One has to be careful with the weight of baggage on a domestic Australian flight. Aside from stiff overweight tariffs, there is a law here that forbids airline employees from carrying anything over 30 kg. My suitcase was a wee bit under that but was tagged “heavy.” The young man assisting me was hard put to explain why he wouldn’t carry it, or to suggest how a person in a wheelchair was expected to get her own bags from the carousel. Apparently one must specifically request for “assistance with baggage” when booking the flight.
I was given an aisle seat in the second row. The elderly lady beside me seemed fidgety as she buckled up. She smiled at me and in a sad voice said, “I never sat by the window. That was always for my husband.” She cleared her throat. I offered her my bag of butter menthol candy. She took one.
After takeoff she explained she was nervous because it was the first time she traveled alone, that she had just come from her husband’s funeral and was now returning to Sydney to close their home.
Married 60 years
She started to tell me how alone she felt, and suddenly tears poured down her cheeks and she put her face in her hands. “I am sorry,” she mumbled. “We were married 60 years. And yesterday I buried him.”
I didn’t know what to say. Stupidly I asked, “Are you alright?” She shook her head and then started to tell me about her three children and four grandchildren in other parts of the world.
“It’s too far for them to travel. They are such busy people,” she said. “I understand. There’s nothing they can do. Next week I will return to the Gold Coast and live in a home for old people. It is pretty and near the ocean. My husband and I saw it a few weeks ago and planned to return next year to live there.”
She looked sad as she shrugged her shoulders. “Jeff chose it. Now he’s gone and I have to go alone.”

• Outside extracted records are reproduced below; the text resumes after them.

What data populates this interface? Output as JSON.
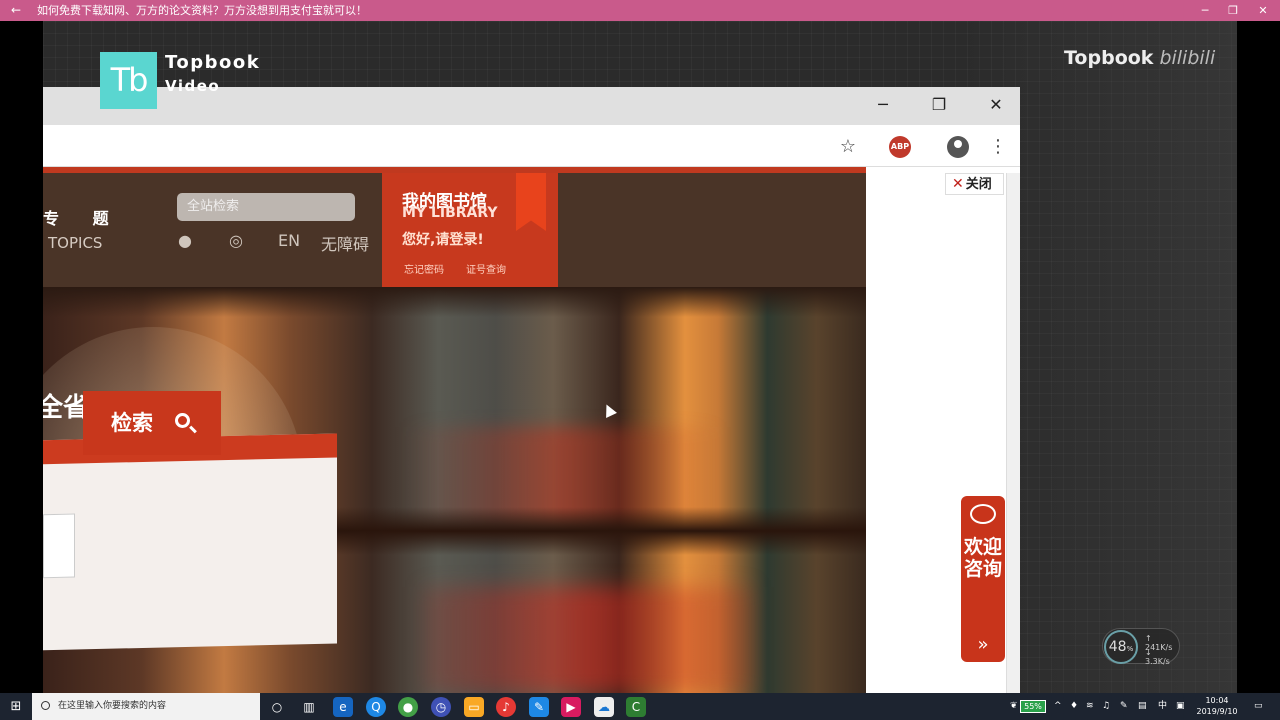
{
  "titlebar": {
    "title": "如何免费下载知网、万方的论文资料？万方没想到用支付宝就可以！",
    "back_icon": "←",
    "minimize_icon": "─",
    "restore_icon": "❐",
    "close_icon": "✕"
  },
  "video": {
    "logo_letters": "Tb",
    "brand_name": "Topbook",
    "brand_sub": "Video",
    "watermark": "Topbook",
    "watermark_sub": "bilibili"
  },
  "browser": {
    "minimize_icon": "─",
    "restore_icon": "❐",
    "close_icon": "✕",
    "bookmark_icon": "☆",
    "abp_label": "ABP",
    "menu_icon": "⋮"
  },
  "site": {
    "nav_zh": "专 题",
    "nav_en": "TOPICS",
    "search_placeholder": "全站检索",
    "lang_en": "EN",
    "accessible": "无障碍",
    "library": {
      "title_zh": "我的图书馆",
      "title_en": "MY LIBRARY",
      "login": "您好,请登录!",
      "forgot_password": "忘记密码",
      "card_query": "证号查询"
    },
    "hero_title": "全省书目",
    "search_button": "检索",
    "close_label": "关闭",
    "consult_label": "欢迎咨询",
    "consult_arrow": "»"
  },
  "speed_widget": {
    "percent": "48",
    "percent_unit": "%",
    "upload": "241",
    "upload_unit": "K/s",
    "download": "3.3",
    "download_unit": "K/s"
  },
  "taskbar": {
    "search_placeholder": "在这里输入你要搜索的内容",
    "battery": "55%",
    "ime": "中",
    "time": "10:04",
    "date": "2019/9/10"
  }
}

I felt helpless. I reached out and touched her arm. She held my hand and looked at me with sad eyes. Quickly she composed herself and apologized. “I’m sorry,” she said quietly. “It just hurts to remember.”
Memories can bless and burn. I recall the words of my wise old friend who, seeing me crying on my bed one night long ago, told me, “You may not believe this now, but this too shall pass, and the source of your pain today will be the source of your joy tomorrow.”

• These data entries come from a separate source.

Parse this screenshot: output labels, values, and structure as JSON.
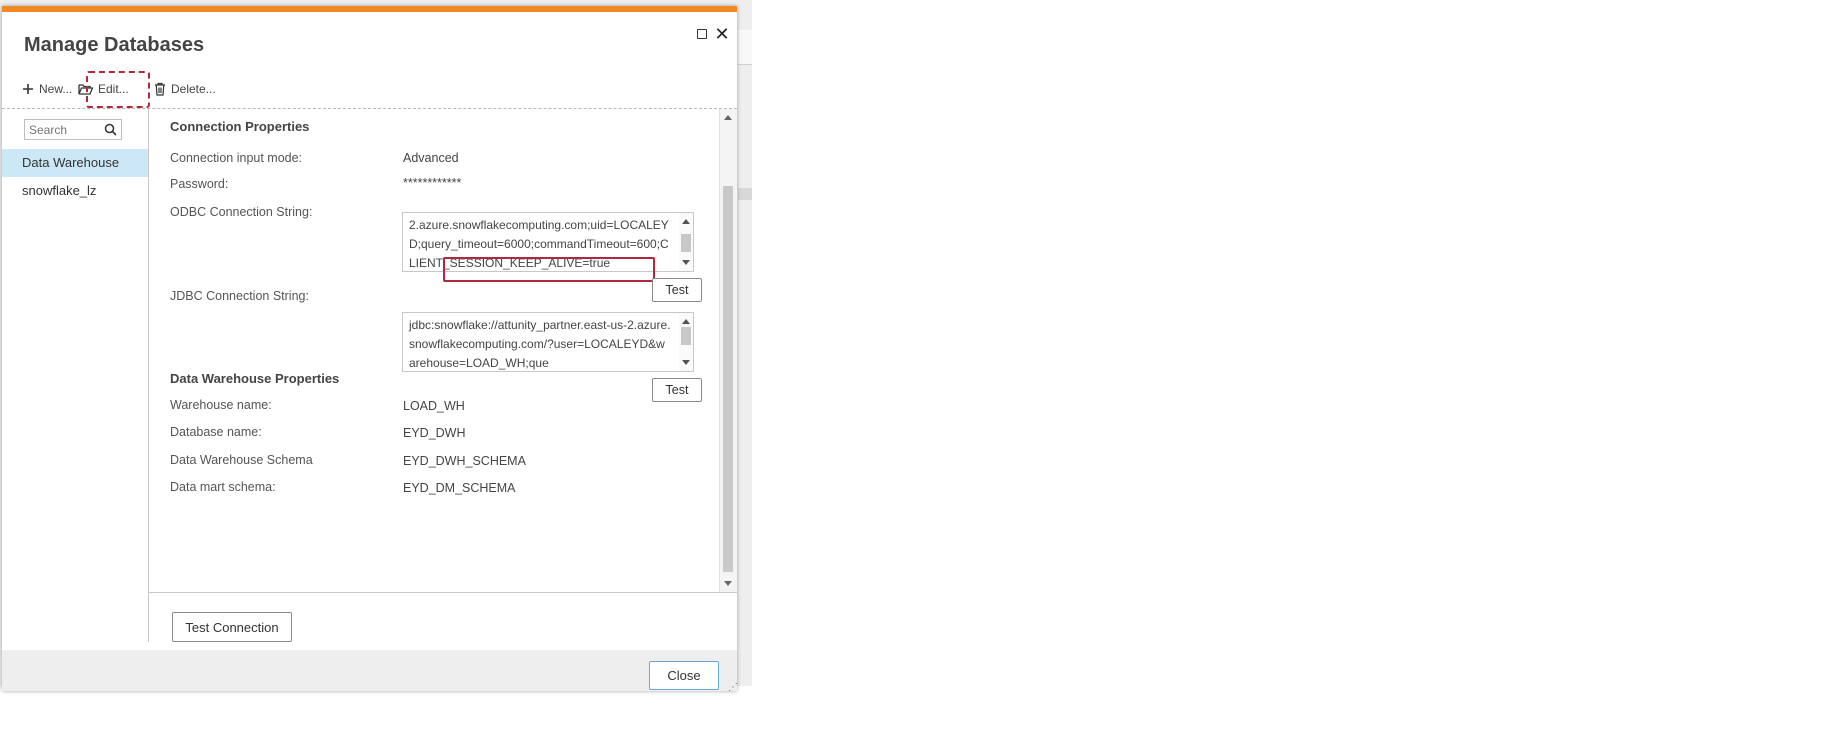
{
  "dialog": {
    "title": "Manage Databases",
    "maximize_icon": "maximize-icon",
    "close_icon": "close-icon"
  },
  "toolbar": {
    "new_label": "New...",
    "edit_label": "Edit...",
    "delete_label": "Delete..."
  },
  "sidebar": {
    "search_placeholder": "Search",
    "items": [
      {
        "label": "Data Warehouse",
        "selected": true
      },
      {
        "label": "snowflake_lz",
        "selected": false
      }
    ]
  },
  "connection": {
    "heading": "Connection Properties",
    "input_mode_label": "Connection input mode:",
    "input_mode_value": "Advanced",
    "password_label": "Password:",
    "password_value": "************",
    "odbc_label": "ODBC Connection String:",
    "odbc_value": "2.azure.snowflakecomputing.com;uid=LOCALEYD;query_timeout=6000;commandTimeout=600;CLIENT_SESSION_KEEP_ALIVE=true",
    "jdbc_label": "JDBC Connection String:",
    "jdbc_value": "jdbc:snowflake://attunity_partner.east-us-2.azure.snowflakecomputing.com/?user=LOCALEYD&warehouse=LOAD_WH;que",
    "test_label": "Test"
  },
  "warehouse": {
    "heading": "Data Warehouse Properties",
    "warehouse_name_label": "Warehouse name:",
    "warehouse_name_value": "LOAD_WH",
    "database_name_label": "Database name:",
    "database_name_value": "EYD_DWH",
    "schema_label": "Data Warehouse Schema",
    "schema_value": "EYD_DWH_SCHEMA",
    "mart_schema_label": "Data mart schema:",
    "mart_schema_value": "EYD_DM_SCHEMA"
  },
  "footer": {
    "test_connection_label": "Test Connection",
    "close_label": "Close"
  },
  "colors": {
    "accent_bar": "#f08a24",
    "selection": "#cce8f6",
    "highlight": "#b0283e"
  }
}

And she was right. God is good.
We arrived on schedule. I immediately saw my niece and her husband at the gate and I was overjoyed. Then I remembered Jeff’s widow and her tears and I felt grateful for my life.

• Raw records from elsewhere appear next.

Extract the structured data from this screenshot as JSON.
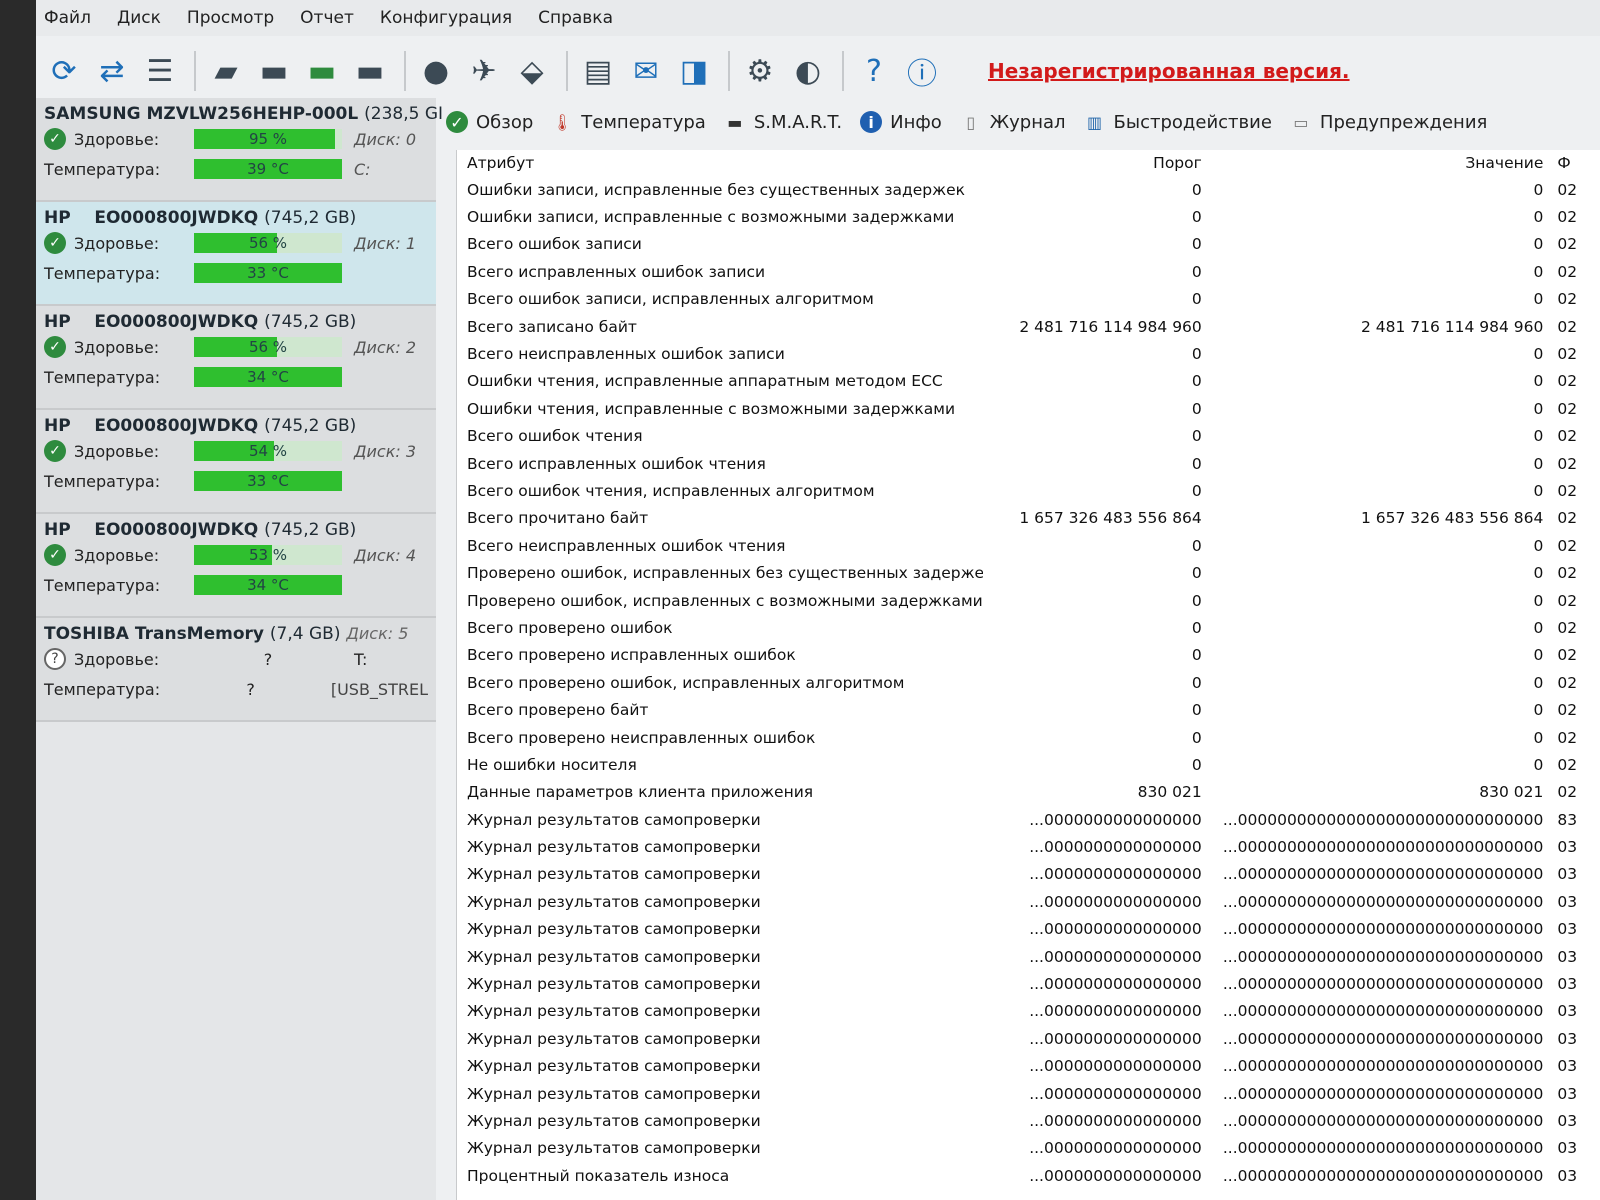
{
  "menu": [
    "Файл",
    "Диск",
    "Просмотр",
    "Отчет",
    "Конфигурация",
    "Справка"
  ],
  "toolbar": {
    "icons": [
      "refresh-icon",
      "refresh-all-icon",
      "list-icon",
      "hdd-tool-1-icon",
      "hdd-tool-2-icon",
      "hdd-tool-3-icon",
      "hdd-tool-4-icon",
      "disk-icon",
      "satellite-icon",
      "network-icon",
      "report-icon",
      "mail-icon",
      "chart-icon",
      "gear-icon",
      "sound-icon",
      "help-icon",
      "info-icon"
    ],
    "unregistered": "Незарегистрированная версия."
  },
  "disks": [
    {
      "model": "SAMSUNG MZVLW256HEHP-000L",
      "size": "(238,5 GI",
      "health_label": "Здоровье:",
      "health": "95 %",
      "health_pct": 95,
      "temp_label": "Температура:",
      "temp": "39 °C",
      "temp_pct": 100,
      "note1": "Диск: 0",
      "note2": "C:",
      "selected": false,
      "known": true
    },
    {
      "model": "HP    EO000800JWDKQ",
      "size": "(745,2 GB)",
      "health_label": "Здоровье:",
      "health": "56 %",
      "health_pct": 56,
      "temp_label": "Температура:",
      "temp": "33 °C",
      "temp_pct": 100,
      "note1": "Диск: 1",
      "note2": "",
      "selected": true,
      "known": true
    },
    {
      "model": "HP    EO000800JWDKQ",
      "size": "(745,2 GB)",
      "health_label": "Здоровье:",
      "health": "56 %",
      "health_pct": 56,
      "temp_label": "Температура:",
      "temp": "34 °C",
      "temp_pct": 100,
      "note1": "Диск: 2",
      "note2": "",
      "selected": false,
      "known": true
    },
    {
      "model": "HP    EO000800JWDKQ",
      "size": "(745,2 GB)",
      "health_label": "Здоровье:",
      "health": "54 %",
      "health_pct": 54,
      "temp_label": "Температура:",
      "temp": "33 °C",
      "temp_pct": 100,
      "note1": "Диск: 3",
      "note2": "",
      "selected": false,
      "known": true
    },
    {
      "model": "HP    EO000800JWDKQ",
      "size": "(745,2 GB)",
      "health_label": "Здоровье:",
      "health": "53 %",
      "health_pct": 53,
      "temp_label": "Температура:",
      "temp": "34 °C",
      "temp_pct": 100,
      "note1": "Диск: 4",
      "note2": "",
      "selected": false,
      "known": true
    },
    {
      "model": "TOSHIBA TransMemory",
      "size": "(7,4 GB)",
      "disknum": "Диск: 5",
      "health_label": "Здоровье:",
      "health": "?",
      "temp_label": "Температура:",
      "temp": "?",
      "note1": "T:",
      "note2": "[USB_STREL",
      "selected": false,
      "known": false
    }
  ],
  "tabs": [
    {
      "label": "Обзор",
      "icon": "check-icon"
    },
    {
      "label": "Температура",
      "icon": "thermometer-icon"
    },
    {
      "label": "S.M.A.R.T.",
      "icon": "dash-icon"
    },
    {
      "label": "Инфо",
      "icon": "info-icon"
    },
    {
      "label": "Журнал",
      "icon": "document-icon"
    },
    {
      "label": "Быстродействие",
      "icon": "chart-icon"
    },
    {
      "label": "Предупреждения",
      "icon": "warnings-icon"
    }
  ],
  "table": {
    "headers": {
      "attr": "Атрибут",
      "thr": "Порог",
      "val": "Значение",
      "flag": "Ф"
    },
    "rows": [
      [
        "Ошибки записи, исправленные без существенных задержек",
        "0",
        "0",
        "02"
      ],
      [
        "Ошибки записи, исправленные с возможными задержками",
        "0",
        "0",
        "02"
      ],
      [
        "Всего ошибок записи",
        "0",
        "0",
        "02"
      ],
      [
        "Всего исправленных ошибок записи",
        "0",
        "0",
        "02"
      ],
      [
        "Всего ошибок записи, исправленных алгоритмом",
        "0",
        "0",
        "02"
      ],
      [
        "Всего записано байт",
        "2 481 716 114 984 960",
        "2 481 716 114 984 960",
        "02"
      ],
      [
        "Всего неисправленных ошибок записи",
        "0",
        "0",
        "02"
      ],
      [
        "Ошибки чтения, исправленные аппаратным методом ECC",
        "0",
        "0",
        "02"
      ],
      [
        "Ошибки чтения, исправленные с возможными задержками",
        "0",
        "0",
        "02"
      ],
      [
        "Всего ошибок чтения",
        "0",
        "0",
        "02"
      ],
      [
        "Всего исправленных ошибок чтения",
        "0",
        "0",
        "02"
      ],
      [
        "Всего ошибок чтения, исправленных алгоритмом",
        "0",
        "0",
        "02"
      ],
      [
        "Всего прочитано байт",
        "1 657 326 483 556 864",
        "1 657 326 483 556 864",
        "02"
      ],
      [
        "Всего неисправленных ошибок чтения",
        "0",
        "0",
        "02"
      ],
      [
        "Проверено ошибок, исправленных без существенных задержек",
        "0",
        "0",
        "02"
      ],
      [
        "Проверено ошибок, исправленных с возможными задержками",
        "0",
        "0",
        "02"
      ],
      [
        "Всего проверено ошибок",
        "0",
        "0",
        "02"
      ],
      [
        "Всего проверено исправленных ошибок",
        "0",
        "0",
        "02"
      ],
      [
        "Всего проверено ошибок, исправленных алгоритмом",
        "0",
        "0",
        "02"
      ],
      [
        "Всего проверено байт",
        "0",
        "0",
        "02"
      ],
      [
        "Всего проверено неисправленных ошибок",
        "0",
        "0",
        "02"
      ],
      [
        "Не ошибки носителя",
        "0",
        "0",
        "02"
      ],
      [
        "Данные параметров клиента приложения",
        "830 021",
        "830 021",
        "02"
      ],
      [
        "Журнал результатов самопроверки",
        "...0000000000000000",
        "...0000000000000000000000000000000",
        "83"
      ],
      [
        "Журнал результатов самопроверки",
        "...0000000000000000",
        "...0000000000000000000000000000000",
        "03"
      ],
      [
        "Журнал результатов самопроверки",
        "...0000000000000000",
        "...0000000000000000000000000000000",
        "03"
      ],
      [
        "Журнал результатов самопроверки",
        "...0000000000000000",
        "...0000000000000000000000000000000",
        "03"
      ],
      [
        "Журнал результатов самопроверки",
        "...0000000000000000",
        "...0000000000000000000000000000000",
        "03"
      ],
      [
        "Журнал результатов самопроверки",
        "...0000000000000000",
        "...0000000000000000000000000000000",
        "03"
      ],
      [
        "Журнал результатов самопроверки",
        "...0000000000000000",
        "...0000000000000000000000000000000",
        "03"
      ],
      [
        "Журнал результатов самопроверки",
        "...0000000000000000",
        "...0000000000000000000000000000000",
        "03"
      ],
      [
        "Журнал результатов самопроверки",
        "...0000000000000000",
        "...0000000000000000000000000000000",
        "03"
      ],
      [
        "Журнал результатов самопроверки",
        "...0000000000000000",
        "...0000000000000000000000000000000",
        "03"
      ],
      [
        "Журнал результатов самопроверки",
        "...0000000000000000",
        "...0000000000000000000000000000000",
        "03"
      ],
      [
        "Журнал результатов самопроверки",
        "...0000000000000000",
        "...0000000000000000000000000000000",
        "03"
      ],
      [
        "Журнал результатов самопроверки",
        "...0000000000000000",
        "...0000000000000000000000000000000",
        "03"
      ],
      [
        "Процентный показатель износа",
        "...0000000000000000",
        "...0000000000000000000000000000000",
        "03"
      ]
    ]
  }
}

The family was preparing my great-grand nephew Aaron’s 12th birthday party. For a while we thought it would be rained out. But the storm soon passed and, except for a slight drizzle, it was a perfect evening and the gathering of cousins was a smashing success. We had grilled sausages, a green salad and baked macaroni with béchamel sauce.
Sunday the rest of my Aussie family came for lunch and we had a wonderful day of laughter, more food, and lots of love.
There was a birthday cake for my cousin Tintin. Our dads were brothers, both sea captains. I last saw him in 2016 at the launch of our family book. He has since lost his wife.
“Julita really left us five years ago when Alzheimer’s took her away. I visited her every day. We had lunch together. But she forgot who I was.”
It is true what they say, that with Alzheimer’s you lose your beloved not once but twice.
Nicholas Sparks, author of “The Notebook,” writes, “Alzheimer’s is a barren disease, as empty and lifeless as a desert. It is a thief of hearts and souls and memories.”